Friday, April 29, 2016, 0:37:23, you wrote:

> In practical matters a thin volume only starts to lie when "real space"
> < "virtual space" -- a condition you are normally trying to avoid.

> Thin pools do not lie by default. They lie when they cannot fulfill
> their obligations, and this is precisely the reason for the idea I 
> suggested: to stop the lie, to be honest.

I would say that thin provisioning is designed to lie about the
available space. This is what it was invented for. As long as the used
space (not virtual space) is not greater then real space, everything
is ok. Your analogy with customers still applies and whole IT business
is based on it (over-provisioning home internet connection speed,
"guaranteed" webhosting disk space). It seems to me that disk space
was the last thing to get over- (or thin-) provisioned :)

Now I'm not sure what your use-case for thin pools is.

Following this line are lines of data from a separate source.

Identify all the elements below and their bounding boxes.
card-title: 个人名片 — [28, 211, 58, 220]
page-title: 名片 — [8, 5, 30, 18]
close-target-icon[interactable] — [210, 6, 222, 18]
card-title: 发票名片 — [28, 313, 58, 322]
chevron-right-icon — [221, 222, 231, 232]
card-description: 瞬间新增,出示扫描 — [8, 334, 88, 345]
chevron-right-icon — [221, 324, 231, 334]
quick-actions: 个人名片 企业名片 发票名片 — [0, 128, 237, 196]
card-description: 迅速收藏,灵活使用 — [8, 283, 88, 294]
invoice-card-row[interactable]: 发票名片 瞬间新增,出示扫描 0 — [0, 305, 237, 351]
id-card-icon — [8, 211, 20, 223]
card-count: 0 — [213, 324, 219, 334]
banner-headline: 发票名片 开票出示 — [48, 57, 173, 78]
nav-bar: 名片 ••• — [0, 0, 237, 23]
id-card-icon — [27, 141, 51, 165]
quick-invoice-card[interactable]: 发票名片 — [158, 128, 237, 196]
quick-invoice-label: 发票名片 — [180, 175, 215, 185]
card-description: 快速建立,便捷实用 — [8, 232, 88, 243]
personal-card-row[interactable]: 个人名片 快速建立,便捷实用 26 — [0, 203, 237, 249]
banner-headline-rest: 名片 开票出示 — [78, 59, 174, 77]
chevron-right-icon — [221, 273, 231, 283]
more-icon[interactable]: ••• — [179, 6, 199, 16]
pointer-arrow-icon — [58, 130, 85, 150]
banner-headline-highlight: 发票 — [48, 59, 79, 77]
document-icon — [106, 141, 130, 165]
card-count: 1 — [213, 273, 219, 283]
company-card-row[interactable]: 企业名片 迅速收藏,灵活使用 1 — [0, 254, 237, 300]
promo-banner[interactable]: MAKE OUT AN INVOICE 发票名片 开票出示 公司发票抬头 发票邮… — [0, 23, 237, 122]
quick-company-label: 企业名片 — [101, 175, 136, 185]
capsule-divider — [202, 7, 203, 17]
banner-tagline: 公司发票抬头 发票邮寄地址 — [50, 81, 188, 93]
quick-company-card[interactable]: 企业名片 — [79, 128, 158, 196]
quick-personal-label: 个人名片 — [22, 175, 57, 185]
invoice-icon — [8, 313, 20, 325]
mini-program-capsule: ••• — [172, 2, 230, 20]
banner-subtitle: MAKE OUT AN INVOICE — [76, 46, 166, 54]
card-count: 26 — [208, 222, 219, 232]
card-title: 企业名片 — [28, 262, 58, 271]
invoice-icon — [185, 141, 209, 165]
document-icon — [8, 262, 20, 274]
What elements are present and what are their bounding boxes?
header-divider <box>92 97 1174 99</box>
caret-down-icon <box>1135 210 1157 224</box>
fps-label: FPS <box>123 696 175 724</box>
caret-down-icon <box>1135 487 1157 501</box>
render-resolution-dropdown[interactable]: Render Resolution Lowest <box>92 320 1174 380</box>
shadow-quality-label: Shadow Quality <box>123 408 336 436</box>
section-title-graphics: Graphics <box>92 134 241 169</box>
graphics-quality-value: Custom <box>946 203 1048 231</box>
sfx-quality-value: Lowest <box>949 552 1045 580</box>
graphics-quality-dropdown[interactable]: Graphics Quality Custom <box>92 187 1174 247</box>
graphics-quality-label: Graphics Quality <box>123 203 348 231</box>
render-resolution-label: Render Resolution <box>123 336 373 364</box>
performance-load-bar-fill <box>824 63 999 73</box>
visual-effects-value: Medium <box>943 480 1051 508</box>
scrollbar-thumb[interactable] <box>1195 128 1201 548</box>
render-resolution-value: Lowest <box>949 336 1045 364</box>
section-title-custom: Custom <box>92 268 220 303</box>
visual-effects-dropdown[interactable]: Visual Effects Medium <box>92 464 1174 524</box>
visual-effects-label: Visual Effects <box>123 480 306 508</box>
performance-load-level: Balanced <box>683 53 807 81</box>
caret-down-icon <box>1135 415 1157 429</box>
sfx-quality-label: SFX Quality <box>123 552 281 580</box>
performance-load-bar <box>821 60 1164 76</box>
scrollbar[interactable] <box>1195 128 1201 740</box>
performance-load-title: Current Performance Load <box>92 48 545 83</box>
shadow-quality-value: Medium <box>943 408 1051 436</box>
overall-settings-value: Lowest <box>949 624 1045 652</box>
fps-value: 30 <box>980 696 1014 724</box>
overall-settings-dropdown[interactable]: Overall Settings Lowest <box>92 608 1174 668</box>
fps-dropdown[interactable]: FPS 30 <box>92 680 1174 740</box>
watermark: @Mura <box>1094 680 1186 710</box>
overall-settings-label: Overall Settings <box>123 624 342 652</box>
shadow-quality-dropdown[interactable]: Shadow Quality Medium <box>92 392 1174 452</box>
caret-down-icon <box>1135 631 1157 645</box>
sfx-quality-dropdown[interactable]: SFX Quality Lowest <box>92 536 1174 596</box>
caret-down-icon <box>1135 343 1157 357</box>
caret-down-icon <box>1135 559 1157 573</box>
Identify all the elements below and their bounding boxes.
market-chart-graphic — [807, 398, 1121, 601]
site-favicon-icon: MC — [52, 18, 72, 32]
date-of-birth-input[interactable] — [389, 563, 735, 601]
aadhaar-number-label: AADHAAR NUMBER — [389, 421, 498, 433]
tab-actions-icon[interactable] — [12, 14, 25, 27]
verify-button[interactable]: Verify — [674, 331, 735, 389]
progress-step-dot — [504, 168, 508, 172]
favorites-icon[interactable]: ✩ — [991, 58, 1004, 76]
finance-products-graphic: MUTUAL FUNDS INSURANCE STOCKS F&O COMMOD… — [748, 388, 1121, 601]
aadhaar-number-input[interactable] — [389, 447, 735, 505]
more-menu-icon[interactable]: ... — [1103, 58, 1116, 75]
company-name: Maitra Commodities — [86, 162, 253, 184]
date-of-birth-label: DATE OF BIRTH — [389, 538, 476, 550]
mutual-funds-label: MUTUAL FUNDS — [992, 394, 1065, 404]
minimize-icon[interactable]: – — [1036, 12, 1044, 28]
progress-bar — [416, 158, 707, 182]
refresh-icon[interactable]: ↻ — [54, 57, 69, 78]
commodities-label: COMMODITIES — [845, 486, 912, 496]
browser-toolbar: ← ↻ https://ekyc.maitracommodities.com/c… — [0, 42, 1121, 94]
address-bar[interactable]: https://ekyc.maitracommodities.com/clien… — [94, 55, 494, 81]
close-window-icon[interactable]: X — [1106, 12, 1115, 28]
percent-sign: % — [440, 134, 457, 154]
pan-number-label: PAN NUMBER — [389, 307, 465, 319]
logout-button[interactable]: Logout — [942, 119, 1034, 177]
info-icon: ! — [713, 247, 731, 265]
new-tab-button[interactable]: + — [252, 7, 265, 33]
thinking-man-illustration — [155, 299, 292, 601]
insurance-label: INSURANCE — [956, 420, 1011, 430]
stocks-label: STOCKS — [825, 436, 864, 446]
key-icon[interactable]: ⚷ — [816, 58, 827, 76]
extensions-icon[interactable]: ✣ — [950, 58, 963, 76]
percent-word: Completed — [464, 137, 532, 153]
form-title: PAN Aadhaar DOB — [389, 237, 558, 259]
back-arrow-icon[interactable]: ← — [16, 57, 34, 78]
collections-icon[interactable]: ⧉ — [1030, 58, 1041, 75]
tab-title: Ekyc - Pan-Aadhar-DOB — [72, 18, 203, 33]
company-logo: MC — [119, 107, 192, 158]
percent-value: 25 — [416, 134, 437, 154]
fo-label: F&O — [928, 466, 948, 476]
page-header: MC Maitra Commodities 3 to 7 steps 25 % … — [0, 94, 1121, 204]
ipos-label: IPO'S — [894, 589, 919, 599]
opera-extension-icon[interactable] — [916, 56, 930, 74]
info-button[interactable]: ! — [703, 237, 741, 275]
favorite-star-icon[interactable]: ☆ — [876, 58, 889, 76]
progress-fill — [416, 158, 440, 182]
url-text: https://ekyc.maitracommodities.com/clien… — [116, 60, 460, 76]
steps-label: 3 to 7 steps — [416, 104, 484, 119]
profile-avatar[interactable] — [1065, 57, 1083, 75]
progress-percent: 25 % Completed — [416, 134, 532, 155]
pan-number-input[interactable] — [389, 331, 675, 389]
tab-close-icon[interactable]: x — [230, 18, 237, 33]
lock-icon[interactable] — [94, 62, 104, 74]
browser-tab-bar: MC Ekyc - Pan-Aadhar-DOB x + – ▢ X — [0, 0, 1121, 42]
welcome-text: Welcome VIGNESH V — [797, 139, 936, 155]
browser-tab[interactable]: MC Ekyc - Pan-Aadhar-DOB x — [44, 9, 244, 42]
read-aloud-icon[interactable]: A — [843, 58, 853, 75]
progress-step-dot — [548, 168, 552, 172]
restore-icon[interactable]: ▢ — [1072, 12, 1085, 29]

I don't see it much useful if the presented space is smaller than
available physical space. In that case I can just use plain LVM with
PV/VG/LV. For snaphosts you don't care much as if the snapshot
overfills, it just becomes invalid, but won't influence the original
LV.

But their use case is to simplify the complexity of adding storage.
Traditionally you need to add new physical disks to the storage /
server, add it to LVM as new PV, add this PV to VG, extend LV and
finally extend filesystem. Usually the storage part and server (LVM)
part is done by different people / teams. By using thinp, you create
big enough VG, LV and filesystem. Then as it is needed you just add
physical disks and you're done.

Another benefit is disk space saving. Traditionally you need to have
some reserve as free space in each filesystem for growth. With many
filesystems you just wasted a lot of space. With thinp, this free
space is "shared".

And regarding your other mail about presenting parts / chunks of
blocks from block layer... This is what device mapper (and LVM built
on top of it) does - it takes many parts of many block devices and
creates new linear block device out of them (whether it is stripped
LV, mirrored LV, dm-crypt or just concatenation of 2 disks).